Editorial
Gleiche Rechte für alle
Das sollte eigentlich selbstverständlich sein und ist in verschiedenen internationalen Verträgen und Erklärungen festgeschrieben. Die Realität sieht leider anders aus. Wer bestimmte Eigenschaften hat oder zu einer bestimmten Bevölkerungsgruppe gehört, ist allzu oft Diskriminierung ausgesetzt. Betroffene werden vielfach vom politischen und gesellschaftlichen Leben ausgeschlossen.
Diskriminierung gibt es überall, auch im reichen Europa und den USA. An Europas Seegrenzen im Mittelmeer sterben Flüchtlinge aus Afrika bei illegalen Einreiseversuchen, weil sie legal nicht nach Europa kommen können. In Deutschland kommen Kinder aus Migrantenfamilien deutlich schlechter in der Schule zurecht. In Frankreichs Vorstädten gibt es marginalisierte Parallelgesellschaften von Migranten. In den USA werden schwarze Bürger häufig Opfer polizeilicher Willkür.
Es gibt allerdings graduelle Unterschiede. In funktionierenden Demokratien stehen die Chancen besser als in Ländern mit schwacher Amts- und Regierungsführung, Diskriminierung entgegenzuwirken und Rechte für Minderheiten durchzusetzen. In den USA wendet sich heute eine breite Protestbewegung gegen Polizeigewalt, während Bürgerrechtler in Russland tendenziell auf verlorenem Posten stehen. Ein schwarzer Präsident in den USA wäre heute immer noch undenkbar, wenn sich die schwarze Bevölkerung seit den 1960er Jahren nicht gegen die Diskriminierung aufgelehnt hätte.
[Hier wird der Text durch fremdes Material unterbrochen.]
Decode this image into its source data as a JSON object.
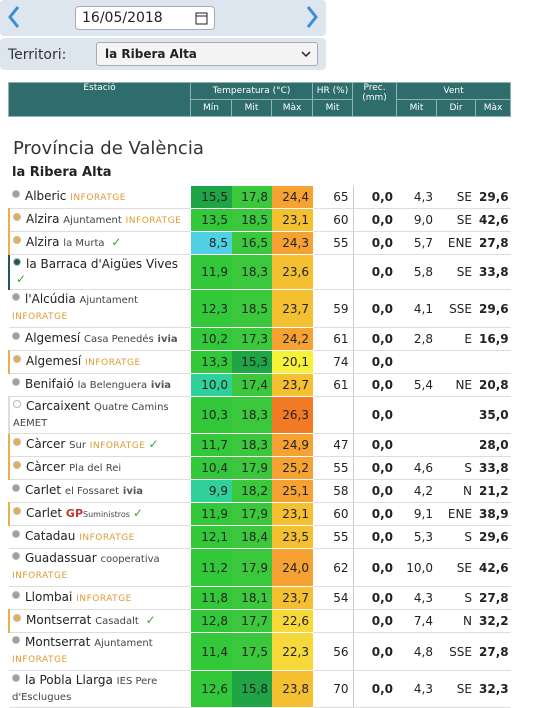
{
  "header": {
    "date": "16/05/2018",
    "territory_label": "Territori:",
    "territory": "la Ribera Alta"
  },
  "table": {
    "groups": [
      "Estació",
      "Temperatura (°C)",
      "HR (%)",
      "Prec. (mm)",
      "Vent"
    ],
    "subheaders": [
      "Mín",
      "Mit",
      "Màx",
      "Mit",
      "Mit",
      "Dir",
      "Màx"
    ],
    "province": "Província de València",
    "region": "la Ribera Alta",
    "rows": [
      {
        "station": "Alberic",
        "network": "INFORATGE",
        "dot": "#9e9e9e",
        "cells": [
          "15,5",
          "17,8",
          "24,4",
          "65",
          "0,0",
          "4,3",
          "SE",
          "29,6"
        ]
      },
      {
        "station": "Alzira",
        "detail": "Ajuntament",
        "network": "INFORATGE",
        "dot": "#e8b04a",
        "cells": [
          "13,5",
          "18,5",
          "23,1",
          "60",
          "0,0",
          "9,0",
          "SE",
          "42,6"
        ]
      },
      {
        "station": "Alzira",
        "detail": "la Murta",
        "dot": "#e8b04a",
        "check": true,
        "cells": [
          "8,5",
          "16,5",
          "24,3",
          "55",
          "0,0",
          "5,7",
          "ENE",
          "27,8"
        ]
      },
      {
        "station": "la Barraca d'Aigües Vives",
        "dot": "#1f5a5a",
        "check": true,
        "cells": [
          "11,9",
          "18,3",
          "23,6",
          null,
          "0,0",
          "5,8",
          "SE",
          "33,8"
        ]
      },
      {
        "station": "l'Alcúdia",
        "detail": "Ajuntament",
        "network": "INFORATGE",
        "dot": "#9e9e9e",
        "cells": [
          "12,3",
          "18,5",
          "23,7",
          "59",
          "0,0",
          "4,1",
          "SSE",
          "29,6"
        ]
      },
      {
        "station": "Algemesí",
        "detail": "Casa Penedés",
        "network": "ivia",
        "dot": "#9e9e9e",
        "cells": [
          "10,2",
          "17,3",
          "24,2",
          "61",
          "0,0",
          "2,8",
          "E",
          "16,9"
        ]
      },
      {
        "station": "Algemesí",
        "network": "INFORATGE",
        "dot": "#e8b04a",
        "cells": [
          "13,3",
          "15,3",
          "20,1",
          "74",
          "0,0",
          null,
          null,
          null
        ]
      },
      {
        "station": "Benifaió",
        "detail": "la Belenguera",
        "network": "ivia",
        "dot": "#9e9e9e",
        "cells": [
          "10,0",
          "17,4",
          "23,7",
          "61",
          "0,0",
          "5,4",
          "NE",
          "20,8"
        ]
      },
      {
        "station": "Carcaixent",
        "detail": "Quatre Camins",
        "network": "AEMET",
        "dot": "#ffffff",
        "cells": [
          "10,3",
          "18,3",
          "26,3",
          null,
          "0,0",
          null,
          null,
          "35,0"
        ]
      },
      {
        "station": "Càrcer",
        "detail": "Sur",
        "network": "INFORATGE",
        "dot": "#e8b04a",
        "check": true,
        "cells": [
          "11,7",
          "18,3",
          "24,9",
          "47",
          "0,0",
          null,
          null,
          "28,0"
        ]
      },
      {
        "station": "Càrcer",
        "detail": "Pla del Rei",
        "dot": "#e8b04a",
        "cells": [
          "10,4",
          "17,9",
          "25,2",
          "55",
          "0,0",
          "4,6",
          "S",
          "33,8"
        ]
      },
      {
        "station": "Carlet",
        "detail": "el Fossaret",
        "network": "ivia",
        "dot": "#9e9e9e",
        "cells": [
          "9,9",
          "18,2",
          "25,1",
          "58",
          "0,0",
          "4,2",
          "N",
          "21,2"
        ]
      },
      {
        "station": "Carlet",
        "network": "GP",
        "detail": "Suministros",
        "dot": "#e8b04a",
        "check": true,
        "cells": [
          "11,9",
          "17,9",
          "23,1",
          "60",
          "0,0",
          "9,1",
          "ENE",
          "38,9"
        ]
      },
      {
        "station": "Catadau",
        "network": "INFORATGE",
        "dot": "#9e9e9e",
        "cells": [
          "12,1",
          "18,4",
          "23,5",
          "55",
          "0,0",
          "5,3",
          "S",
          "29,6"
        ]
      },
      {
        "station": "Guadassuar",
        "detail": "cooperativa",
        "network": "INFORATGE",
        "dot": "#9e9e9e",
        "cells": [
          "11,2",
          "17,9",
          "24,0",
          "62",
          "0,0",
          "10,0",
          "SE",
          "42,6"
        ]
      },
      {
        "station": "Llombai",
        "network": "INFORATGE",
        "dot": "#9e9e9e",
        "cells": [
          "11,8",
          "18,1",
          "23,7",
          "54",
          "0,0",
          "4,3",
          "S",
          "27,8"
        ]
      },
      {
        "station": "Montserrat",
        "detail": "Casadalt",
        "dot": "#e8b04a",
        "check": true,
        "cells": [
          "12,8",
          "17,7",
          "22,6",
          null,
          "0,0",
          "7,4",
          "N",
          "32,2"
        ]
      },
      {
        "station": "Montserrat",
        "detail": "Ajuntament",
        "network": "INFORATGE",
        "dot": "#9e9e9e",
        "cells": [
          "11,4",
          "17,5",
          "22,3",
          "56",
          "0,0",
          "4,8",
          "SSE",
          "27,8"
        ]
      },
      {
        "station": "la Pobla Llarga",
        "detail": "IES Pere d'Esclugues",
        "dot": "#9e9e9e",
        "cells": [
          "12,6",
          "15,8",
          "23,8",
          "70",
          "0,0",
          "4,3",
          "SE",
          "32,3"
        ]
      }
    ]
  }
}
Es stimmt, dass in den USA schwarze Menschen vielfach vor großen Hindernissen stehen – aber einige schaffen es mittlerweile bis ganz nach oben. Auch in Frankreich gibt es Politiker und Führungspersönlichkeiten, die Wurzeln in Nordafrika oder südlich der Sahara haben. In vielen Ländern Afrikas, Asiens oder Lateinamerikas haben die Angehörigen benachteiligter Gruppen gar keine politische Lobby und keine Chance auf gesellschaftliche Teilhabe.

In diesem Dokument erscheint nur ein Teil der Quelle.